I'm a naturalist and rescued a string of boreal chorus frog (Pseudacris maculata) eggs from one of our play area water features that is bleached regularly (the kids tend to drink out of it). I opted to keep them to provide our visitors w/ the opportunity to watch them grow. The tads have been in about 6" of well/treated tap water changed 2x weekly, and treated w/ a repti-cal slurry after the water change. There was a 10 day stretch w/ 50% water changes due to a nitrite problem courtesy of a coworker "helping" me by feeding 3 pinches of fish flakes. They've been eating algae collected from our location and boiled lettuce (depending on how successful my algae hunts were). Last week the first tad morphed out and finished absorbing his tail by Wed. He was offered flightless fruit flies Wed, Thurs, Fri, Sat and Sun and refused each day. He was not offered food Mon due to a miscommunication on my end. When I arrived at work Tues, approx 2/3 of his lower jaw had disappeared (I'm assuming reabsorbed) at which point I euthanized him. What I don't know is why. Does anyone here have any ideas/thoughts?
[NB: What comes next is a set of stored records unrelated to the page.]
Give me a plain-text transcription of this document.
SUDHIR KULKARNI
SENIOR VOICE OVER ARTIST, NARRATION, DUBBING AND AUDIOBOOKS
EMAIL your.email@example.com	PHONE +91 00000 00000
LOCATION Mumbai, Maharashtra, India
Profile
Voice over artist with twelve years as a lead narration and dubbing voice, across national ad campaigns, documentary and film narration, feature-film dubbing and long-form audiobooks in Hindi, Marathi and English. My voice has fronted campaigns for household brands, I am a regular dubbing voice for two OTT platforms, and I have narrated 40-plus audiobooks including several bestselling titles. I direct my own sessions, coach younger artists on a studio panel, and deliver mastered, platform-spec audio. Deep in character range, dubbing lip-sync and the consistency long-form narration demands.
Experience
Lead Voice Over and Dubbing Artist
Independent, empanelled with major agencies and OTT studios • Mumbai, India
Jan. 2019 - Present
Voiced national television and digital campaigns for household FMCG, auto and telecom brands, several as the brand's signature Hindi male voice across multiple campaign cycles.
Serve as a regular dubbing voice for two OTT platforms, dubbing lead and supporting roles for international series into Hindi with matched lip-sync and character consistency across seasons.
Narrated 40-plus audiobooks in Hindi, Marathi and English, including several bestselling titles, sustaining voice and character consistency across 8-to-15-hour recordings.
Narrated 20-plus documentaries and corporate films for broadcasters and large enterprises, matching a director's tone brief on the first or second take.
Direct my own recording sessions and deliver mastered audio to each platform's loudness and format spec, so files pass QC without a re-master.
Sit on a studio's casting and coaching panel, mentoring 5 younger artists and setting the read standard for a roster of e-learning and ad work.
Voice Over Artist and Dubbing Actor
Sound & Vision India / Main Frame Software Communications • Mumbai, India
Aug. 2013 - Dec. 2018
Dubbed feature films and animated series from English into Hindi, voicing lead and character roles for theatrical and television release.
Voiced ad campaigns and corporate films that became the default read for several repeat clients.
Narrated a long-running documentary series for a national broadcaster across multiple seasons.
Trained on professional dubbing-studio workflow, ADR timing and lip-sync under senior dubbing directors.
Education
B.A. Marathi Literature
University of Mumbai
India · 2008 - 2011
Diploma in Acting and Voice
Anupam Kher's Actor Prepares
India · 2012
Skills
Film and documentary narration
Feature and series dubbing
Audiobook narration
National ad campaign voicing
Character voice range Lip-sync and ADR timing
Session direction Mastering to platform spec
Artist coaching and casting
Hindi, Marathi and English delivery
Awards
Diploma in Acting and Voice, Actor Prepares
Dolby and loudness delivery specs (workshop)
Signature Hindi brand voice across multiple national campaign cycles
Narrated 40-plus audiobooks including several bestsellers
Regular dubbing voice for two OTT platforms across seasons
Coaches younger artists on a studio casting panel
There are 7 tads left, two have front legs and should shift to land over the next two days.
Not to sure about the jaw but typically froglets Will take just a few days after metamorphosis before they Will eat.
I knew it was going to take a few days before he would eat, but I couldn't get a solid read on how many was a few--opted to offer food and have it refused, than not offer it when they're actually hungry.
Well, 6 of the others have morphed out, 2 are still tads. And yes, that adds to 8 and not 7--cryptic little buggers.
The 6 froglets are all eating well and have been shifted to a terrestrial tank. Everybody seems to be doing ok, think I'm going to chalk the jaw up to a horrible fluke.